Comme nous l’avons vu, les femmes enceintes et celles qui allaitent ont l’obligation de jeûner à Kipour (Pessa’him 54b ; Choul’han ‘Aroukh 617, 1). Certes, il y a de nos jours des décisionnaires qui estiment que les femmes qui allaitent sont autorisées à boire par petites quantités intermittentes (chi’ourim), afin que le jeûne n’ait pas pour effet d’interrompre la possibilité d’allaiter. Mais selon la majorité des décisionnaires, la femme qui allaite a l’obligation de jeûner à Kipour, et même le 9 av. Et bien que l’allaitement rende le jeûne plus difficile – parce qu’il cause une perte supplémentaire de liquide –, il n’y a pas là de danger touchant à la vie des personnes. Pour le bébé lui-même, il n’est pas à craindre de danger ; en effet, dans le cas même où le lait diminue, voire cesse de venir, cela ne présente pas de danger pour l’intégrité du bébé, puisqu’on a la possibilité de lui donner un substitut de lait maternel. En pratique, le jeûne n’entraîne généralement pas d’interruption d’allaitement.

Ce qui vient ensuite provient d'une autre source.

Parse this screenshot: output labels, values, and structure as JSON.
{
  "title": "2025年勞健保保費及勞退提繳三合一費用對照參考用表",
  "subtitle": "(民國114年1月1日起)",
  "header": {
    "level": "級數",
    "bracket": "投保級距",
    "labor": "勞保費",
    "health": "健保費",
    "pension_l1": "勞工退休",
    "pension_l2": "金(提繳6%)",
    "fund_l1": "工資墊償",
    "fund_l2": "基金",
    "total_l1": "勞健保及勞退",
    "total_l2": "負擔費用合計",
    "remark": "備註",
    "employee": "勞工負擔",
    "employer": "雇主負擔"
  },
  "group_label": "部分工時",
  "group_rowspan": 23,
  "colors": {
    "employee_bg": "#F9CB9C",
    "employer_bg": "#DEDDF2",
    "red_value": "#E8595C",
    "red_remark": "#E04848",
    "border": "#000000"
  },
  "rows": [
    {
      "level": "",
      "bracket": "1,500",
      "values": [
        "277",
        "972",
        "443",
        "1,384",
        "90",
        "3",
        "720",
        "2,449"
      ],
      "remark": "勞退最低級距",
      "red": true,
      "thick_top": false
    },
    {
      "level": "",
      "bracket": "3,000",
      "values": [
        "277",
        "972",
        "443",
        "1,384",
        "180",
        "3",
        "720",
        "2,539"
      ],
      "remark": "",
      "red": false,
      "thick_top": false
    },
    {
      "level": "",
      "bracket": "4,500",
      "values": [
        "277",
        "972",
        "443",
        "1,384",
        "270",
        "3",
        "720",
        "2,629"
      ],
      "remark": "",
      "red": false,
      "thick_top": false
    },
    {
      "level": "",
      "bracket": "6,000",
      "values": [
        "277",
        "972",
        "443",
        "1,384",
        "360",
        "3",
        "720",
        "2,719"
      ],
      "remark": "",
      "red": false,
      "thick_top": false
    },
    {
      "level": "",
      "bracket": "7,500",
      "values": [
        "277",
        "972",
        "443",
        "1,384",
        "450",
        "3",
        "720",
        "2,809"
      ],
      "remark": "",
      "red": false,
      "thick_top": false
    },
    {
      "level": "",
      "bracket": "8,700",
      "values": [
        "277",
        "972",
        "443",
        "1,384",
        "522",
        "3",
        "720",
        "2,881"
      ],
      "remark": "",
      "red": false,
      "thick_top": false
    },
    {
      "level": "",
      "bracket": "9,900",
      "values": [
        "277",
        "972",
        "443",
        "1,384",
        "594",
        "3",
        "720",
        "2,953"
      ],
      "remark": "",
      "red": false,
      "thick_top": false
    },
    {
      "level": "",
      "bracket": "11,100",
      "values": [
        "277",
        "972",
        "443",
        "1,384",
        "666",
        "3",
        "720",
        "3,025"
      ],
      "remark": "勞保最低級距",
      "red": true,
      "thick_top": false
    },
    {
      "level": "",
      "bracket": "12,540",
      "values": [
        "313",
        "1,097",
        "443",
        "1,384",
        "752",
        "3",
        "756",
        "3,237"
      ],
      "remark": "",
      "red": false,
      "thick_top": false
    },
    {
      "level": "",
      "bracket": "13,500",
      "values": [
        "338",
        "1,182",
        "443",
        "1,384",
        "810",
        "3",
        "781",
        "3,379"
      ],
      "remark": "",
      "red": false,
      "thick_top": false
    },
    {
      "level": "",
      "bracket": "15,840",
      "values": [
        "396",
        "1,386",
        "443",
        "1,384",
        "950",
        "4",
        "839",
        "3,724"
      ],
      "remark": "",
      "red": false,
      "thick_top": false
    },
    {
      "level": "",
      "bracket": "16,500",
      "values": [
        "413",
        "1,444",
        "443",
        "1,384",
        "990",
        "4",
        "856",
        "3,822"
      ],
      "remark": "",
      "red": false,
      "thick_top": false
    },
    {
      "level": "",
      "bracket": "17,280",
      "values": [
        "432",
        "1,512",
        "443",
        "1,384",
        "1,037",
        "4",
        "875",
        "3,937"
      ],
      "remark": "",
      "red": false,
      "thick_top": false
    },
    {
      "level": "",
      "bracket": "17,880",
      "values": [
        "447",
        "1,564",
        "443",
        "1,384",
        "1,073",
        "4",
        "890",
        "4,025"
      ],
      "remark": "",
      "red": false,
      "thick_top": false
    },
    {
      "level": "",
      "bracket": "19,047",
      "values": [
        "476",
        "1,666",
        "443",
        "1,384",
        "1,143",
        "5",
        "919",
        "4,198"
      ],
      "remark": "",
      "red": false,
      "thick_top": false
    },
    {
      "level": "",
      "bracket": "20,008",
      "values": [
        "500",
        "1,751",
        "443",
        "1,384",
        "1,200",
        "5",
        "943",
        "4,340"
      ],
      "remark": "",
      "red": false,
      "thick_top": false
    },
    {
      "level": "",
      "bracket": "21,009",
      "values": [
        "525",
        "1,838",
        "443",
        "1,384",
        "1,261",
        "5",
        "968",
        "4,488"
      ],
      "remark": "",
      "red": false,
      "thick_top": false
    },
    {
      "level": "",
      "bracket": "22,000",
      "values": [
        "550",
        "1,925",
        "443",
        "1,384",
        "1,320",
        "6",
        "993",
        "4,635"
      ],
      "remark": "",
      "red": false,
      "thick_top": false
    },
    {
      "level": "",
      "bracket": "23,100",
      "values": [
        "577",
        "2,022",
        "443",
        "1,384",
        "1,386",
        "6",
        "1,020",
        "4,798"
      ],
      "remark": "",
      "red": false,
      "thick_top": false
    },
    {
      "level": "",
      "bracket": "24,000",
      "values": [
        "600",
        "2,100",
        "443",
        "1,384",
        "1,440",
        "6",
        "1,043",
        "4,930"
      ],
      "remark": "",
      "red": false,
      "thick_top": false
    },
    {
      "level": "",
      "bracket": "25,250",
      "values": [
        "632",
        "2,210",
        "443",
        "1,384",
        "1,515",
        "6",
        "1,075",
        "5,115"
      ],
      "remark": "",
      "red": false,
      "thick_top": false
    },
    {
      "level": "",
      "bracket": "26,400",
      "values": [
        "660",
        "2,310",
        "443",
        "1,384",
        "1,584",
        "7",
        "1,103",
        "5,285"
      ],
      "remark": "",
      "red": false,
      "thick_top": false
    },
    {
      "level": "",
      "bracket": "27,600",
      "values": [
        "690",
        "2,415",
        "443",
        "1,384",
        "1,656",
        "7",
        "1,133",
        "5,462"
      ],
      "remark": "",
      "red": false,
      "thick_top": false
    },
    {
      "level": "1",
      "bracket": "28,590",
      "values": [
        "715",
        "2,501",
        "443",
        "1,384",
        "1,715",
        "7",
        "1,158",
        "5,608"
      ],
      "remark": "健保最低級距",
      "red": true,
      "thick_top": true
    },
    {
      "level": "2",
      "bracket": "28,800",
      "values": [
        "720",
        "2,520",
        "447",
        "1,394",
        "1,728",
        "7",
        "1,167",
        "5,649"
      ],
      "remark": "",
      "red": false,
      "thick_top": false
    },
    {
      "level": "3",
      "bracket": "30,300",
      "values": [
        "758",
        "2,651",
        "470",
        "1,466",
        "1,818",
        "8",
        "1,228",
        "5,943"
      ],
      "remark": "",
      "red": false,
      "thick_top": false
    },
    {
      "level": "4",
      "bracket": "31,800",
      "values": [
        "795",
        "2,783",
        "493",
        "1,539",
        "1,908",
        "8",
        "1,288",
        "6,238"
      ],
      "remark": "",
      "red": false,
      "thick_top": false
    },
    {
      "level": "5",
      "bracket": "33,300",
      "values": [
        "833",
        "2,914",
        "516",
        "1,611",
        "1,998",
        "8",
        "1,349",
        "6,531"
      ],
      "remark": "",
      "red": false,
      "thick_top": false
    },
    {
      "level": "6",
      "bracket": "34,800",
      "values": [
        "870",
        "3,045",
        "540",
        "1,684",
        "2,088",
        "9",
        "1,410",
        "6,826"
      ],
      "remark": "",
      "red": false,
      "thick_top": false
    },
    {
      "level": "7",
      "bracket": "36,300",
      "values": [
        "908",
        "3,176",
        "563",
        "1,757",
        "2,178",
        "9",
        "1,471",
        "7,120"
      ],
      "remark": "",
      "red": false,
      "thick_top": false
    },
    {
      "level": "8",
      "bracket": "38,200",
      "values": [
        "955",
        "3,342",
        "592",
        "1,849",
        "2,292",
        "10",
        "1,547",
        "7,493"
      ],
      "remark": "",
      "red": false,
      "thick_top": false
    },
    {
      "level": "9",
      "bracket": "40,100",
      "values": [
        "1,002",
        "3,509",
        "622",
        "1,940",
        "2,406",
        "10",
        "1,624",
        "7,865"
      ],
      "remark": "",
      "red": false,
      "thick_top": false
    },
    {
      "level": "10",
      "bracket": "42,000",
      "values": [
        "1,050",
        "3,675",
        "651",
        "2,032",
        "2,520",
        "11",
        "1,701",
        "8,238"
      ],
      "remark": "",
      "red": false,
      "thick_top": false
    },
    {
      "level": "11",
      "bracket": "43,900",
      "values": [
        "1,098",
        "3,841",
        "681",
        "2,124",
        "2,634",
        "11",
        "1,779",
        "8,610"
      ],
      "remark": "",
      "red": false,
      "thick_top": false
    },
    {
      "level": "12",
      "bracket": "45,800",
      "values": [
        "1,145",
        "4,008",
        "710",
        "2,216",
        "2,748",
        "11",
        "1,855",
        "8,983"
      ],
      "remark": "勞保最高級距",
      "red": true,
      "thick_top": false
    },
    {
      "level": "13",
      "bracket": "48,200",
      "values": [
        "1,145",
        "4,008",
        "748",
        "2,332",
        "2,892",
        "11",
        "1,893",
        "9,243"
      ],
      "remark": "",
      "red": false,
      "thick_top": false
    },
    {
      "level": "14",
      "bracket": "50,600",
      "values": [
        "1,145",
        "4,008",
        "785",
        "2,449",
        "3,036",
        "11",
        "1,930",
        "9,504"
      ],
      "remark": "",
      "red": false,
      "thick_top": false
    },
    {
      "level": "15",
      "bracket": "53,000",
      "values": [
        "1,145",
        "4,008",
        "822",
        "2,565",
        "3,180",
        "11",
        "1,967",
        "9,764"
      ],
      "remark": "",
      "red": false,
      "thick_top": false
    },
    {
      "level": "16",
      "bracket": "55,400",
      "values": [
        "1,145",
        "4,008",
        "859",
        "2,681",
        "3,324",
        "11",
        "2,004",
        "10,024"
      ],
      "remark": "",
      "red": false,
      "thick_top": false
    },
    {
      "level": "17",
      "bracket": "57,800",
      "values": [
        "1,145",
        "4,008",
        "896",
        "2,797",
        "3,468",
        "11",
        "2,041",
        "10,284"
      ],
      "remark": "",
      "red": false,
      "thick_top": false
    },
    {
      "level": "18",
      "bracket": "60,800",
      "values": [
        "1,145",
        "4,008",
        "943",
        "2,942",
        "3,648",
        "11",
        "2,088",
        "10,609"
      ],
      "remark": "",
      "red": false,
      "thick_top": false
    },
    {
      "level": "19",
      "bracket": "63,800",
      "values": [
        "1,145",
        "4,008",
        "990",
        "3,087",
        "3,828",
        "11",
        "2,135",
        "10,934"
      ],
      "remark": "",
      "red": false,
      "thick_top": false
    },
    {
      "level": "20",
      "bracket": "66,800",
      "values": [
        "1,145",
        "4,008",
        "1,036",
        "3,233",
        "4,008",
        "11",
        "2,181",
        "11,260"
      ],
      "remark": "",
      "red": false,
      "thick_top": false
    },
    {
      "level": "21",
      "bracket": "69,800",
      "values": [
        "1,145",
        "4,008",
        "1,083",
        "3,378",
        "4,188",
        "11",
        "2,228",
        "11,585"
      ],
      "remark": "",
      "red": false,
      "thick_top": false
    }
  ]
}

Le bon conseil que l’on peut donner à celles qui allaitent est de le faire par alternance. De cette façon, elles passeront le jeûne de façon relativement facile. En d’autres termes, une femme qui allaite toutes les trois heures allaitera son bébé à dix heures du matin ; puis, à 13 heures, elle donnera un substitut de lait maternel ; puis elle allaitera de nouveau à 16 heures, et donnera de nouveau un substitut à 19 heures. Ainsi, elle ne souffrira pas tellement du jeûne, et son lait ne diminuera pas. Certains bébés refusent de recevoir de leur mère un substitut de lait maternel ; en ce cas, il faut qu’un tiers lui donne le substitut, ou de l’eau sucrée.

Certes, quand le bébé est petit et faible, qu’il a tendance à être malade, que le médecin pense qu’il a particulièrement besoin du lait de sa mère, et qu’il est à craindre que, en raison du jeûne, le lait de la mère ne s’interrompe ou ne diminue de façon significative, la mère pourra, si un médecin craignant Dieu le lui prescrit, boire par petites quantités discontinues (Béour Halakha 617, 1). Cependant, c’est un cas rare. En effet, si la femme qui allaite boit abondamment à la veille du jeûne, il est presque certain que le lait ne diminuera pas en raison du jeûne. Il est préférable qu’elle commence à boire abondamment trois jours avant le jeûne, et qu’elle s’octroie des heures supplémentaires de sommeil ; grâce à cela, son lait augmentera. De plus, on peut, dans les jours qui précèdent le jeûne, tirer son lait, dans la quantité nécessaire à plusieurs repas, grâce à quoi le bébé aura abondance de lait pendant le jeûne, et il ne sera pas non plus à craindre que le lait de la mère ne diminue[13].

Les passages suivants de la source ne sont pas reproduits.